Vector is instrumented with logs and metrics.
Dedicated pipeline metrics are available and a grafana dashboard is available.
For the sake of the demo, the dashboard is a lightweight version of the full vector.dev.
In this demo, on error, the log is dropped and it is possible to collect all dropped messages of the pipeline.
## dead letter queue for dropped messages
[sinks.dlq_loki]
type = "loki"
endpoint = "http://loki:3100"
inputs = ["*.dropped"]
encoding = { codec = "json" }
labels = { application = "dead-letter-queue", host="", pid="" }
In this demo, a bad logs
is not a key value and the pipeline fails so that this log appears in the dropped inputs.
Vector produces such log on error which is helpful to analyze which component is failing("component_id": "applog_file"
), the error message("message": "function call error for \"parse_key_value\" at (5:82): could not parse whole line successfully"
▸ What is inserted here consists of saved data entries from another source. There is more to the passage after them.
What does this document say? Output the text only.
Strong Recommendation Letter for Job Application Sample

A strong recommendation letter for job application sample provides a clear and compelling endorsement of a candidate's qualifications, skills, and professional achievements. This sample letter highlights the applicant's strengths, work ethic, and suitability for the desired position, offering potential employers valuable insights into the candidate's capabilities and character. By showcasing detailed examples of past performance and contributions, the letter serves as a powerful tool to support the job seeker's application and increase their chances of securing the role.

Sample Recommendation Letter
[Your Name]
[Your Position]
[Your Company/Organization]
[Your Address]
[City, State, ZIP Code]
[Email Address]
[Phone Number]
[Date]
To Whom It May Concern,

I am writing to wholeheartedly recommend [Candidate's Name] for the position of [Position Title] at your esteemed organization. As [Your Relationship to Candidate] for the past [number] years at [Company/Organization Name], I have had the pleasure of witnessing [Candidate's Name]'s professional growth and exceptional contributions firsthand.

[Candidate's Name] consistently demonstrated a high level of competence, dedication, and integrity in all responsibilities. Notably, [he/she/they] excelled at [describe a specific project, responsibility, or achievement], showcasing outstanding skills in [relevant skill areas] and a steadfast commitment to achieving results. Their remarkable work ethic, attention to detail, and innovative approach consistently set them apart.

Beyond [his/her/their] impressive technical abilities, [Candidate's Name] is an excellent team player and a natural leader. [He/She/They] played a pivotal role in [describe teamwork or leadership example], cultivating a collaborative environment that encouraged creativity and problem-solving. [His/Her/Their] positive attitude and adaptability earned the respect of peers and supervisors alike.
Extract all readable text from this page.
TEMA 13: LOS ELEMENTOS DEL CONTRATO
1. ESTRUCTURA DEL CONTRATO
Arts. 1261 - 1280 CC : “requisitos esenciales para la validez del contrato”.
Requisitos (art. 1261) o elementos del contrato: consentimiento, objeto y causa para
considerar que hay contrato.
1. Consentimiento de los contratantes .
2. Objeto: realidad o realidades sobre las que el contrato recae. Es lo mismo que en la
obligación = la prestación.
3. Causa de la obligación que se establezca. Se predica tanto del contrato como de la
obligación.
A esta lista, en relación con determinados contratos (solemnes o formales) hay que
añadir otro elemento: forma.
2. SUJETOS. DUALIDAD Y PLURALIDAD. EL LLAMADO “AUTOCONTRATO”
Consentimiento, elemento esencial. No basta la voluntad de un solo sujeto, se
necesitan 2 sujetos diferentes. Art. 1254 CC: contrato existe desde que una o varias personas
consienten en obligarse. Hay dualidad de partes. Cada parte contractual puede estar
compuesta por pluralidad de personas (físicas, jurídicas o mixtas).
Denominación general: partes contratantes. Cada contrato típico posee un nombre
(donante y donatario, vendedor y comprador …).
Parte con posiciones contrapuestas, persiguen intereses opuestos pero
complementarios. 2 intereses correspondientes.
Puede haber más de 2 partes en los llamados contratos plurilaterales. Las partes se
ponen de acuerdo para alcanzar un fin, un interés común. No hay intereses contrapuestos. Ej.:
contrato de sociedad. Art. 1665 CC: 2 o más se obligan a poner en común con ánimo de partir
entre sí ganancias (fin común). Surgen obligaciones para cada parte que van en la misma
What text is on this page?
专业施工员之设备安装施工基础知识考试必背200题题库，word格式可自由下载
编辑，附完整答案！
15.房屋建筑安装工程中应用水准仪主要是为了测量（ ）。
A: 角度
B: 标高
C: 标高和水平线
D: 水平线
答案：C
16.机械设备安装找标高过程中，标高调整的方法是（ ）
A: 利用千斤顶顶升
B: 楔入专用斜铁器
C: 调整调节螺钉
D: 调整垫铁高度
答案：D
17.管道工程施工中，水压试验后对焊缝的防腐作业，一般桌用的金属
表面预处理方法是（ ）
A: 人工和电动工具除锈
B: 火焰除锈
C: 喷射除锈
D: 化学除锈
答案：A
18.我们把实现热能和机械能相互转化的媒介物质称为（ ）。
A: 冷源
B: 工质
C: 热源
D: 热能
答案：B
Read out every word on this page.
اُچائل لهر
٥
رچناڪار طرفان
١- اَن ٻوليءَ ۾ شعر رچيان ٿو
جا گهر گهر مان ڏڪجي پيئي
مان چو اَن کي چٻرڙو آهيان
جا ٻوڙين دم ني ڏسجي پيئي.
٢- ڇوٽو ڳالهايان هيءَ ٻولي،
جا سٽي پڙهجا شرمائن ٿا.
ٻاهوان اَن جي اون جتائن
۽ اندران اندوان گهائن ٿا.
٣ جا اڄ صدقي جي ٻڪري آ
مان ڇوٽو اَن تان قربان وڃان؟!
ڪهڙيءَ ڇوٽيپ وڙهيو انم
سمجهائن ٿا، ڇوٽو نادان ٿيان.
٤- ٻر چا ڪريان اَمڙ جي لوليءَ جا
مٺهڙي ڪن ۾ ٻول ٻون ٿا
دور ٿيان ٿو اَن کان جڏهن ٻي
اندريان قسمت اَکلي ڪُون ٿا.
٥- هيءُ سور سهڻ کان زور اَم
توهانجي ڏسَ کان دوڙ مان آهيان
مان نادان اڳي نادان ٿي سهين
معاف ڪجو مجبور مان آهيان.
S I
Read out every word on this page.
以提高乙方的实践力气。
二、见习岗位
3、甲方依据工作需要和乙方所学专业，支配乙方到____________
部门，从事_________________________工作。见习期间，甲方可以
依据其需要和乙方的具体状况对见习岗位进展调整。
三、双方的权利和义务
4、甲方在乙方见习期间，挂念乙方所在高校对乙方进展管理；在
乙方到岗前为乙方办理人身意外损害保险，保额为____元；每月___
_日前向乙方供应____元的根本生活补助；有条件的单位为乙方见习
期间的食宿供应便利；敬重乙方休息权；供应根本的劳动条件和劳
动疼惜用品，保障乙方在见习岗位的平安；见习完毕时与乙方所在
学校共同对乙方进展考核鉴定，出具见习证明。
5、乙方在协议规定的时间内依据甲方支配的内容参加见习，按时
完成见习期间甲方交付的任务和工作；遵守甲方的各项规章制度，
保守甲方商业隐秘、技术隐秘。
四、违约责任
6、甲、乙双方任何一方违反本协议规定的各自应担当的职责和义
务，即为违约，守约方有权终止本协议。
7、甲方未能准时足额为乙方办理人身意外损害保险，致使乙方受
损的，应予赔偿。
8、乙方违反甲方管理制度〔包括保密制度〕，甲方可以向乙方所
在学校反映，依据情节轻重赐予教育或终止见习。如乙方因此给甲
) and the full log message("message": "t=2023-11-23T13:00:14.872126641+00:00\tbad logs"
)
{
"file": "/workspace/app/log/03523229af2f_20231123.log",
"host": "03523229af2f",
"message": "t=2023-11-23T13:00:14.872126641+00:00\tbad logs",
"metadata": {
"dropped": {
"component_id": "applog_file",
"component_kind": "transform",
"component_type": "remap",
"message": "function call error for \"parse_key_value\" at (5:82): could not parse whole line successfully",
"reason": "error"
}
},
"source_type": "file"
}
The Utilization
graph helps to monitor components utilization to quickly identify a component using too much resources.
Sinks and sources components bandwidth is monitored through Component sent
and Component received
Buffer Events is also important to care, in case of problem on the sink side, the number of events can be high and it is important to check that there is no dropped telemetry due to a sink problem.
Vector can also be used as a drop-in solution of node exporter to reduce the number of agent per host.
This grafana graph has been imported and vector has been configured to export host metrics.